Der auf die (…) bezogene Unterlassungsanspruch sei schließlich schon deswegen abzuweisen, weil sie – die Beklagte – mittlerweile aufgrund des mit der (…) am l.12.1992/30.3.1993 geschlossenen Vertrages das Recht erworben habe, Beiträge aus dieser Publikation zu vervielfältigen und an ihre Kunden weiterzugeben. Durch ihren Vertrag mit der Firma , welcher ihr, den Zugriff auf die Datenbanken dieser Firma gestatte, stehe ihr folglich auch der Inhalt der (…) in vollem Umfang zur Nutzung zur Verfügung.
Die Beklagte beantragt, das Urteil der 3.Zivilkammer des Landgerichts Frankfurt vom 18. November 1993 abzuändern und die Klage abzuweisen.
Die Klägerin beantragt, die Berufung zurückzuweisen.
Sie verteidigt das angefochtene Urteil und ist der Ansicht, für eine ausnahmsweise Überprüfung der Urheberrechtsschutzfähigkeit der streitgegenständlichen Beiträge sei auch im Zwangsvollstreckungsverfahren Raum, da das Vollstreckungsgericht die Möglichkeit habe, den Urteilstenor anhand der Entscheidungsgründe zu interpretieren. Aus diesen ergebe sich eindeutig, daß sich das erlassene Verbot nur auf urheberrechtsschutzfähige Beiträge erstrecke.
Darüber hinaus habe das Landgericht zu Recht zwischen der Tätigkeit der Beklagten und der einer öffentlichen Bibliothek differenziert und der Beklagten eine Berufung auf die Privilegierung des § 53 Abs. 2 Nr. 4a UrhG abgeschnitten. Maßgebend sei der Unterschied, daß der Recherchedienst der Beklagten nicht der Erfüllung einer öffentlichen Aufgabe, sondern ausschließlich dem privatwirtschaftlichen Streben nach Gewinn diene.
Die Beklagte könne weiterhin auch keine Nutzungsrechte aus dem Vertrag mit der Firma herleiten.

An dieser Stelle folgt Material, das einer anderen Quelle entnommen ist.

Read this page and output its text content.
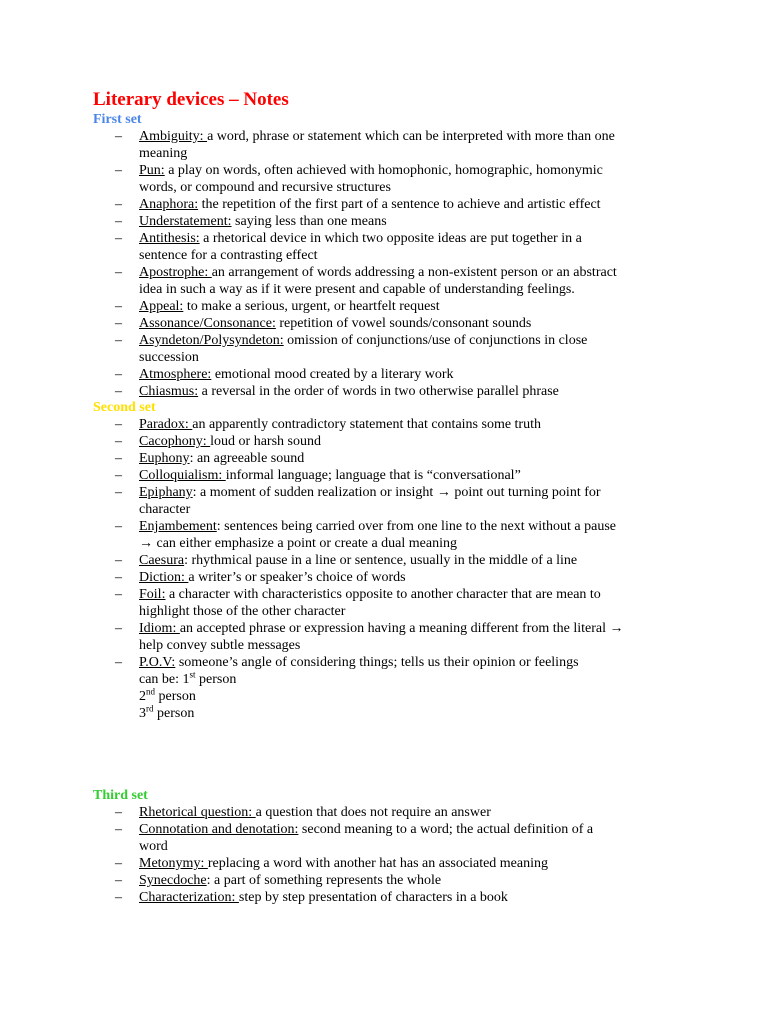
Literary devices – Notes
First set
– Ambiguity: a word, phrase or statement which can be interpreted with more than one
meaning
– Pun: a play on words, often achieved with homophonic, homographic, homonymic
words, or compound and recursive structures
– Anaphora: the repetition of the first part of a sentence to achieve and artistic effect
– Understatement: saying less than one means
– Antithesis: a rhetorical device in which two opposite ideas are put together in a
sentence for a contrasting effect
– Apostrophe: an arrangement of words addressing a non-existent person or an abstract
idea in such a way as if it were present and capable of understanding feelings.
– Appeal: to make a serious, urgent, or heartfelt request
– Assonance/Consonance: repetition of vowel sounds/consonant sounds
– Asyndeton/Polysyndeton: omission of conjunctions/use of conjunctions in close
succession
– Atmosphere: emotional mood created by a literary work
– Chiasmus: a reversal in the order of words in two otherwise parallel phrase
Second set
– Paradox: an apparently contradictory statement that contains some truth
– Cacophony: loud or harsh sound
– Euphony: an agreeable sound
– Colloquialism: informal language; language that is “conversational”
– Epiphany: a moment of sudden realization or insight → point out turning point for
character
– Enjambement: sentences being carried over from one line to the next without a pause
→ can either emphasize a point or create a dual meaning
– Caesura: rhythmical pause in a line or sentence, usually in the middle of a line
– Diction: a writer’s or speaker’s choice of words
– Foil: a character with characteristics opposite to another character that are mean to
highlight those of the other character
– Idiom: an accepted phrase or expression having a meaning different from the literal →
help convey subtle messages
– P.O.V: someone’s angle of considering things; tells us their opinion or feelings
can be: 1st person
2nd person
3rd person
Third set
– Rhetorical question: a question that does not require an answer
– Connotation and denotation: second meaning to a word; the actual definition of a
word
– Metonymy: replacing a word with another hat has an associated meaning
– Synecdoche: a part of something represents the whole
– Characterization: step by step presentation of characters in a book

Denn nach dem zwischen der Klägerin und der Firma vereinbarten Vertrag verblieben alle Rechte an den an die Firma übergebenen Daten ungeschmälert bei der . Diese Regelung gebe die Firma über ihre Allgemeinen Geschäftsbedingungen an die jeweiligen Nutzer weiter.
Schließlich hält die Klägerin an ihrer Ansicht fest, daß die geltend gemachten Klageansprüche eine Grundlage auch in § 1 UWG fänden.
Zur Ergänzung des Tatbestandes wird im übrigen auf die zwischen den Parteien gewechselten Schriftsätze nebst Anlagen verwiesen.
Entscheidungsgründe
Die zulässige Berufung hat in der Sache keinen Erfolg. Das Landgericht hat die Beklagte zu Recht nach dem erstinstanzlich gestellten Hilfsantrag zu l a), der allein Gegenstand der Berufung und der nachstehenden Ausführungen ist, zur Unterlassung verurteilt.
I. Gegen die Zulässigkeit diese Antrags bestehen keine durch greifenden Bedenken.
Der Senat teilt nicht die Befürchtung der Beklagten, daß die Wendung “Teile der Druckwerke” nicht hinreichend bestimmt sei und insbesondere auch einzelne Sätze oder Worte einschließe. Abgesehen davon, daß sich die Klägerin insoweit an den Wortlaut des Gesetzes gehalten hat, sind bei der Auslegung des Antrags Tatbestand und Entscheidungsgründe des Urteils mit heranziehen, die in dem hier gegebenen Zusammenhang einen eindeutigen Schluß darauf zulassen, daß das Unterlassungsbegehren der Klägerin sich auf einzelne oder mehrere urheberrechtsschutzfähige Beiträge aus den von ihr herausgegebenen Publikationen bezieht, also gerade nicht auf nur einzelne, diese Qualifikation nicht erfüllende Sätze oder Worte.
Die Beklagte macht allerdings auch in der Berufung zu Recht geltend, daß sich die Frage, ob Beiträge in den Publikationen der Klägerin urheberrechtsschutzfähig sind und ob sie – die Beklagte – diese Beiträge verbreiten und/oder vervielfältigen darf, letztlich erst im Rahmen eines Ordnungsmittelverfahrens nach § 890 ZPO beantwortet.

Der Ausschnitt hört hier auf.